There’s some other things about the application (ie the Lamplight software) that you might like to know about (though we’re lapsing into technicalities):
- we use industry leading components (Zend Framework, Yahoo User Interface)
- security is built in from the ground up, not added later.
- passwords are salted and hashed using most recent best practices
- all forms include hashes to prevent CSRF (Cross-site request forgery) attacks
- all input is filtered and output escaped to prevent XSS (cross-site scripting) attacks
- application code is outside of the web directory
- we only use SSH with PPK and non standard usernames to access the server
- Lamplight servers communicate with one another across a separate private network
- external data is filtered prior to use
- servers are regularly updated
Https is not difficult to set up. If it’s not available, and your data is even slightly confidential, then don’t use the system. In our view it’s just too important to ignore.
Good password storage.
There’s been a few examples in the news recently about lists of passwords and usernames being stolen and used. ‘Salting and hashing passwords’ is best practice (and really easy to do) and means that if the password database is compromised, it’s basically going to be impossible for someone to work out what your password is. Tesco might get into trouble over this from the Information Commissioner’s Office (ICO). What to look out for: if you can request your password by email, and the system sends you your old password (i.e. not a new one), it’s not salting or hashing passwords.
Preventing CSRF and XSS attacks
These are the most common ways that web applications get hacked – and if there are vulnerabilities it’s likely that all your data is at risk. But it’s not so easy to spot problems with this without actually trying to hack a system. It might be worth asking ‘what do you do to prevent CSRF and XSS vulnerabilities’ (answers above in the bullet points).
External data filtering
If a system uses data from external sources you need to be really careful that doing so does not introduce vulnerabilities. For example, we filter all the address data we get in the postcode lookups so that if the external address database was compromised, it wouldn’t introduce a vulnerability into Lamplight. What to look out for: external data can be all sorts of things – images, videos, maps, computer code (harder to spot), comparison data… If you notice anything like that, ask where it’s hosted (and if it’s not on their server, it’s a problem).
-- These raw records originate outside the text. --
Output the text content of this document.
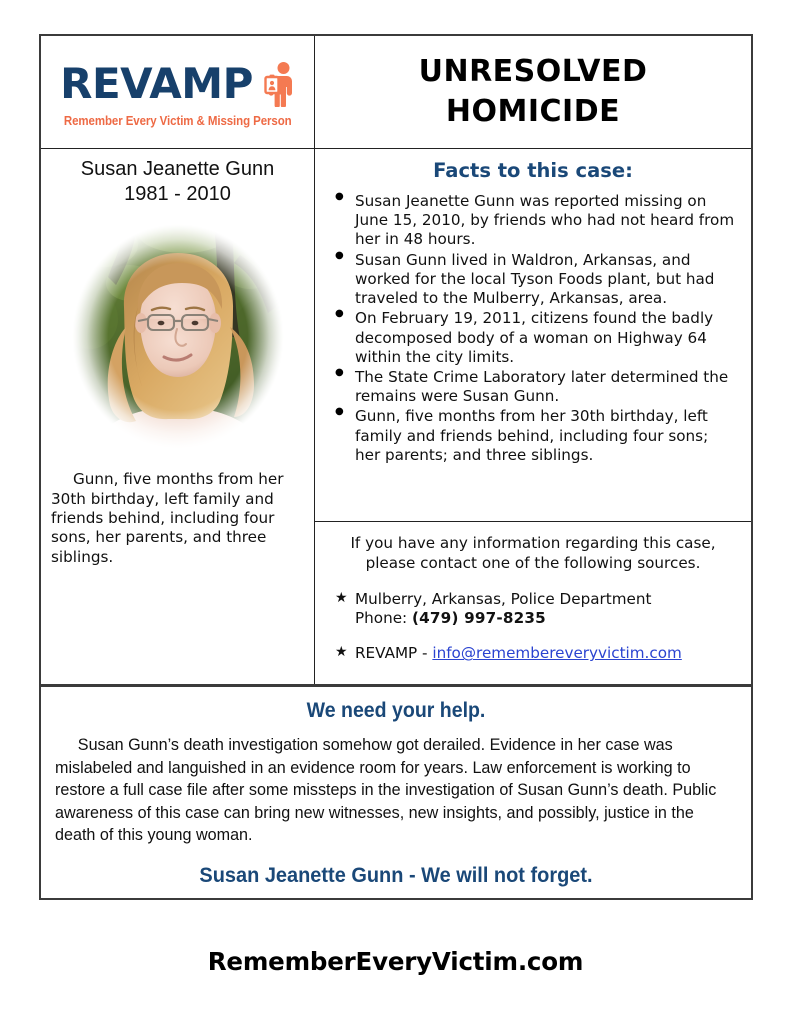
REVAMP
Remember Every Victim & Missing Person
UNRESOLVED
HOMICIDE
Susan Jeanette Gunn
1981 - 2010
Gunn, five months from her 30th birthday, left family and friends behind, including four sons, her parents, and three siblings.
Facts to this case:
● Susan Jeanette Gunn was reported missing on June 15, 2010, by friends who had not heard from her in 48 hours.
● Susan Gunn lived in Waldron, Arkansas, and worked for the local Tyson Foods plant, but had traveled to the Mulberry, Arkansas, area.
● On February 19, 2011, citizens found the badly decomposed body of a woman on Highway 64 within the city limits.
● The State Crime Laboratory later determined the remains were Susan Gunn.
● Gunn, five months from her 30th birthday, left family and friends behind, including four sons; her parents; and three siblings.
If you have any information regarding this case, please contact one of the following sources.
★ Mulberry, Arkansas, Police Department
Phone: (479) 997-8235
★ REVAMP - info@remembereveryvictim.com
We need your help.
Susan Gunn’s death investigation somehow got derailed. Evidence in her case was mislabeled and languished in an evidence room for years. Law enforcement is working to restore a full case file after some missteps in the investigation of Susan Gunn’s death. Public awareness of this case can bring new witnesses, new insights, and possibly, justice in the death of this young woman.
Susan Jeanette Gunn - We will not forget.
RememberEveryVictim.com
Maps can be particularly problematic – pretty, but if you’re mapping ‘where my service users live’ there’s a good chance you’re sending Google (or whoever) a list of your service users’ home addresses.
It’s no good having a highly secure system that’s offline half the time – you need your data available.
- We have multiple servers doing the same jobs, which help things carry on if something goes wrong with one of them
- Our server provider offers a 100% SLA (they promise that the servers will be available for 100% of the time)
- We carry out maintenance and upgrades out of office hours to avoid any disruption
- Daily backups are taken and stored securely.
Data integrity – is your information trustworthy – is something we can only help with. There are simple things we do, like recommending drop-downs and postcode lookups, to help you ensure that the data added is accurate. And all fields are stamped with the date and person updating them.
Security needs to be built in from the outset. Trying to add security to a system afterwards is like trying to add a shell to an egg yolk. We think that as all our programming is done in-house, we avoid a ‘prototype – iterate – sign off’ development approach, which can lead to security considerations becoming an add-on. It also means that we have more incentive to take security seriously: if we fail, so does our business. Outsourced developers may not have quite the same imperative.